Multi-threaded rendering? "But," you’re saying, "we’ve had multi-core CPUs for several years now and developers have learned to use them. So multi-threading their rendering engines is nothing new with Direct3D 11." Well, this may come as a surprise to you, but current engines still use only a single thread for rendering. The other threads are used for sound, decompression of resources, physics, etc. But rendering is a heavy user of CPU time, so why not thread it, too? There are a several reasons, some of them related to the way GPUs operate and others to the 3D API. So Microsoft set about solving the latter and working around the former.
First of all, threading the rendering process seems attractive at first, but when you look at it a little closer, you realize that, after all, there’s only one GPU (even when several of them are connected via SLI or CrossFire, their purpose is to create the illusion that there’s only a single, virtual GPU) and consequently only one command buffer. When a single resource is shared by several threads, mutual exclusion (mutex) is used to prevent several threads from writing commands simultaneously and stepping on each others’ feet. That means that all the advantages of using several threads are canceled out by the critical section, which serializes code. No API can solve this problem—it’s inherent in the way the CPU and GPU communicate. But Microsoft is offering an API that can try to work around it. Direct3D 11 introduces secondary command buffers that can be saved and used later.

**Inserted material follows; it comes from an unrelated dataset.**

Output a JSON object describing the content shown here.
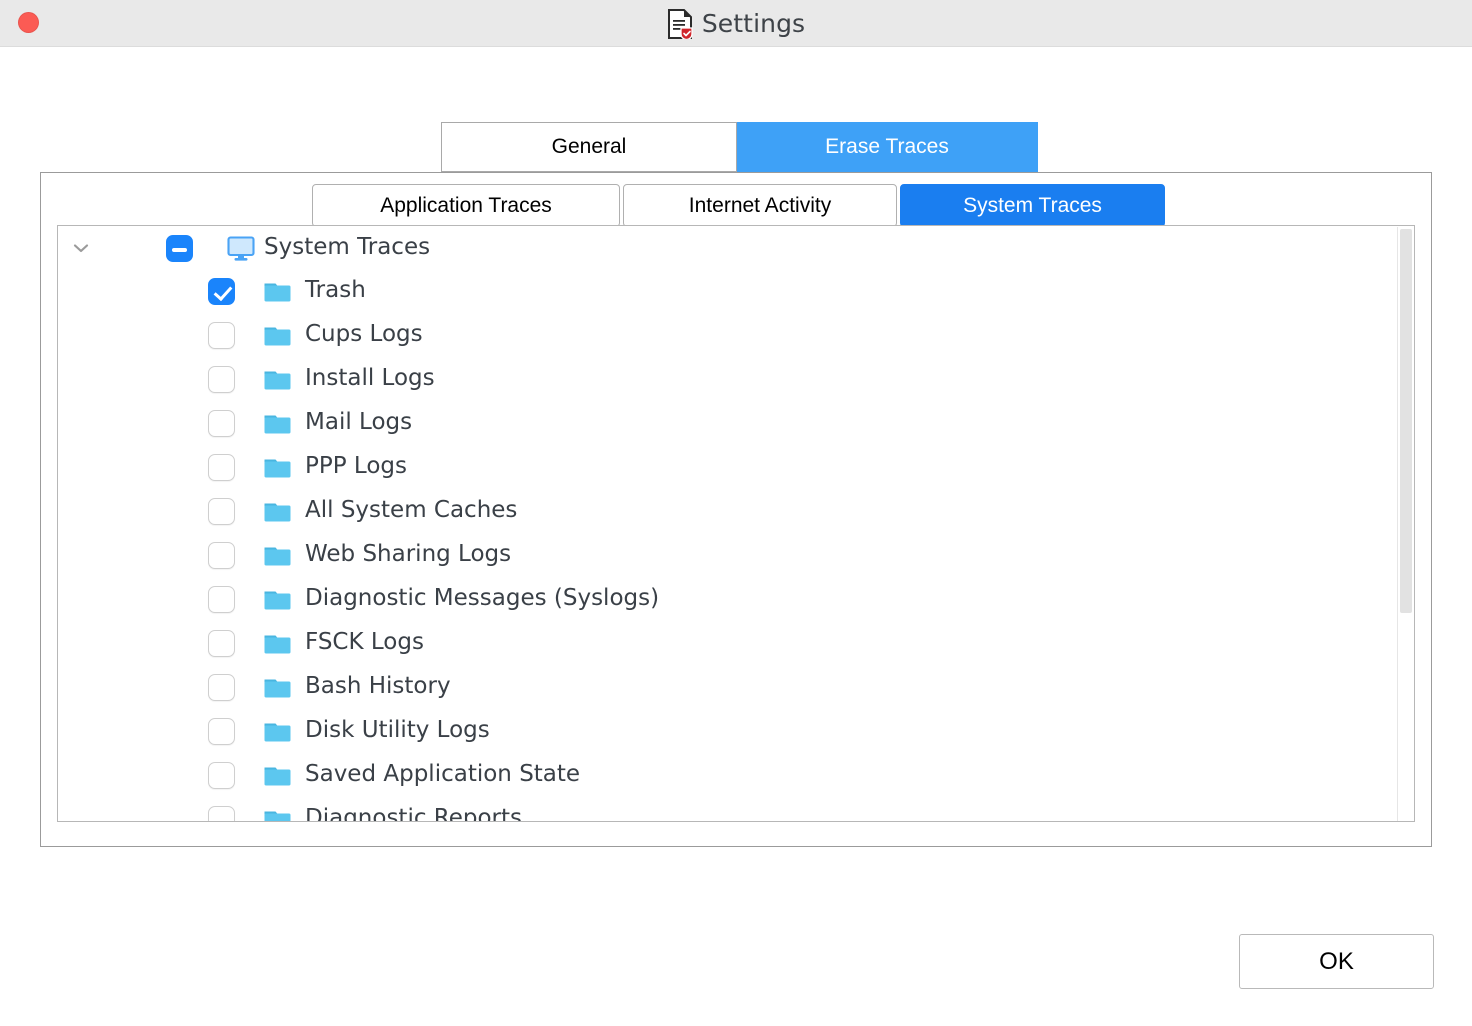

So, each thread has a deferred context, where the commands written are recorded in a display list that can then be inserted into the main processing stream. Obviously, when a display list is called by the main thread (the “Execute” in the “Multi-threaded Submission” diagram below) it has to be ascertained that its thread has finished filling it. So there’s still synchronization, but this execution model at least allows some of the rendering work to be parallelized, even if the resulting acceleration won’t be ideal.
Another problem with the previous Direct3D versions had to do with creation of resources—textures, for example. In the current versions of the API (9 and 10), resource creation had to take place in the rendering thread. Developers got around the problem by creating a thread that read and decompressed the texture from the disk and filled the resource (the Direct3D object), which itself was created in the main thread.

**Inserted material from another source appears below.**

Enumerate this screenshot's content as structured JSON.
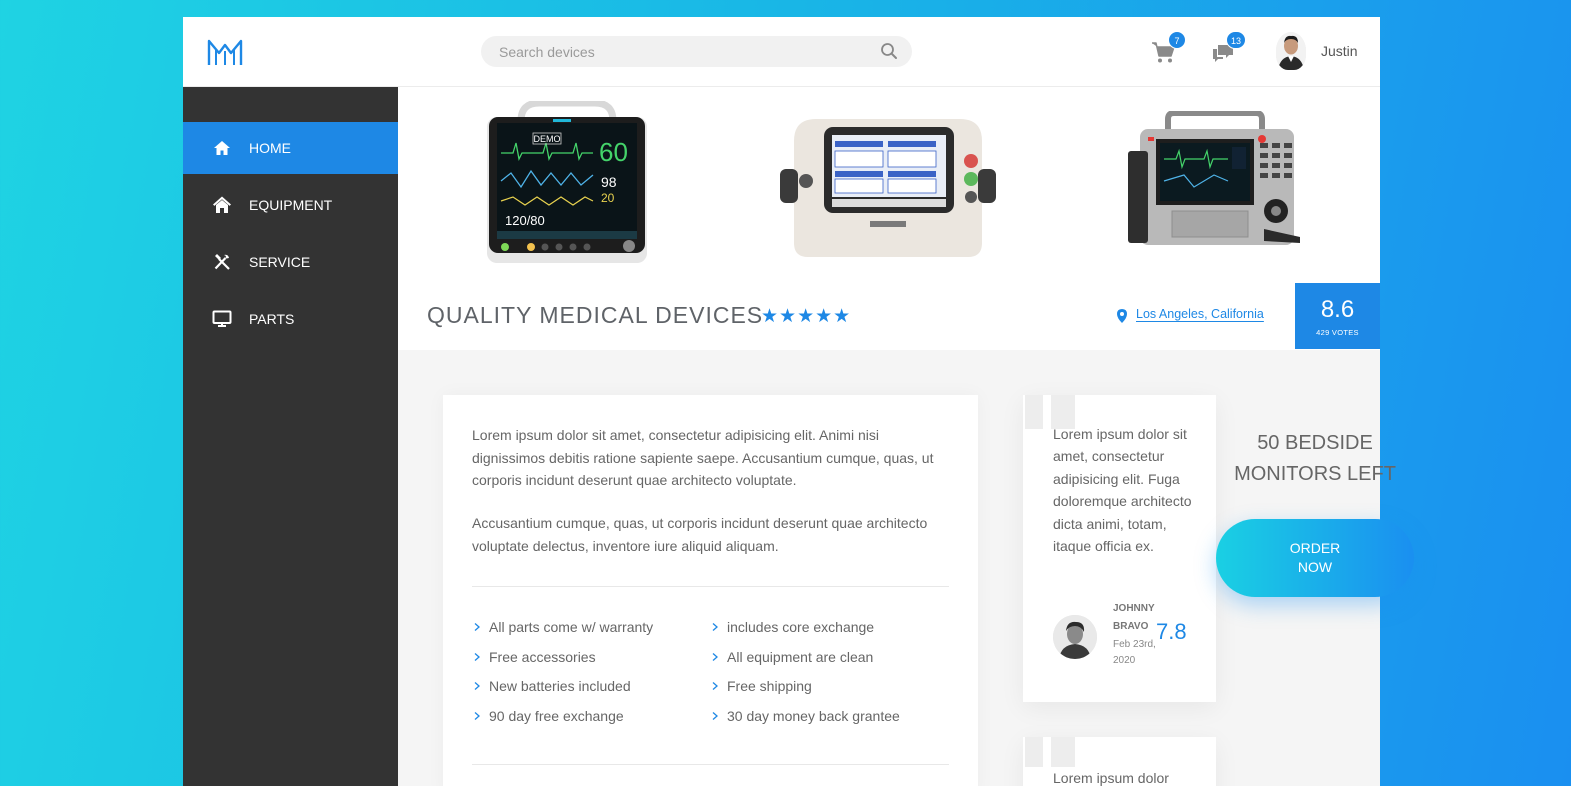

But as you can see, a large share of the workload was still on the main thread, which was already overloaded. That doesn’t ensure good balance, needed for good execution times. So, Microsoft has introduced a new interface with Direct3D 11: a programmer can create one Device object per thread, which will be used to load resources. Synchronization within the functions of a Device is more finely managed than in Direct3D 10 and is much more economical with CPU time.